Since the mid-2010s, however, something interesting has been happening. Through the rise of tools like Statcast and Baseball Savant, values like exit velocity and pitch break have come under more scrutiny than ever, as sabermetricians continue to try and separate luck from skill by removing even more external factors from each play. In other words, modern day baseball statisticians are not unlike old-time scouts when they ask how hard a batter can hit or how good a pitcher’s slider is. In all likelihood, by 2025, sabermetricians will be adjusting exit velocity based on game time temperature down to the hundredth of a degree Fahrenheit, and ESPN will be putting up a hitter’s wOBA instead of their OPS when they come up to the plate.

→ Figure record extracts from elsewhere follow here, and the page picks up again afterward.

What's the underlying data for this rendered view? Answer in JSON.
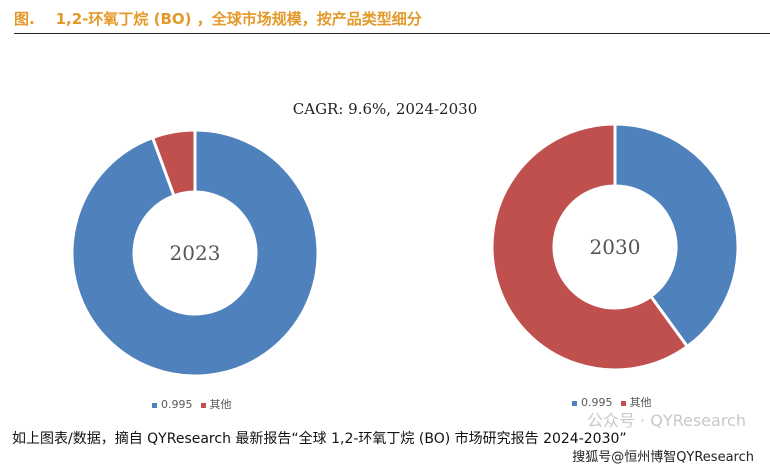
{
  "header": {
    "title": "图.    1,2-环氧丁烷 (BO) ，全球市场规模，按产品类型细分"
  },
  "chart_data": [
    {
      "type": "pie",
      "donut": true,
      "subtitle": "CAGR: 9.6%, 2024-2030",
      "center_label": "2023",
      "categories": [
        "0.995",
        "其他"
      ],
      "values": [
        94.4,
        5.6
      ],
      "colors": [
        "#4f81bd",
        "#c0504d"
      ],
      "legend": "bottom"
    },
    {
      "type": "pie",
      "donut": true,
      "center_label": "2030",
      "categories": [
        "0.995",
        "其他"
      ],
      "values": [
        40,
        60
      ],
      "colors": [
        "#4f81bd",
        "#c0504d"
      ],
      "legend": "bottom"
    }
  ],
  "footer": {
    "text": "如上图表/数据，摘自 QYResearch 最新报告“全球 1,2-环氧丁烷 (BO) 市场研究报告 2024-2030”",
    "watermark": "公众号 · QYResearch",
    "watermark2": "搜狐号@恒州博智QYResearch"
  }
}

However, sabermetrics has not been equally felt by all parts of the game. While aspects like hitting and pitching have been sabermetricized half to death at this point, aspects like fielding and baserunning, with limited exception, have been left behind. The extreme emphasis on individual performance has also directed attention away from how teams themselves compare to others well beyond their win-loss record. While progress in the field of sabermetrics may be asymptotic, such that it slows down the closer it gets to a 100% accurate representation of skill without ever getting there, tremendous untapped potential for analysis still exists in other facets of the game beyond hitting and pitching (and there is not an insignificant amount of analysis that can still be done in the realms of hitting and pitching). It remains to be seen what innovations in sabermetrics will be the topic of tomorrow, but it is easy to fall into the mistaken belief that we are currently as advanced as we ever will be.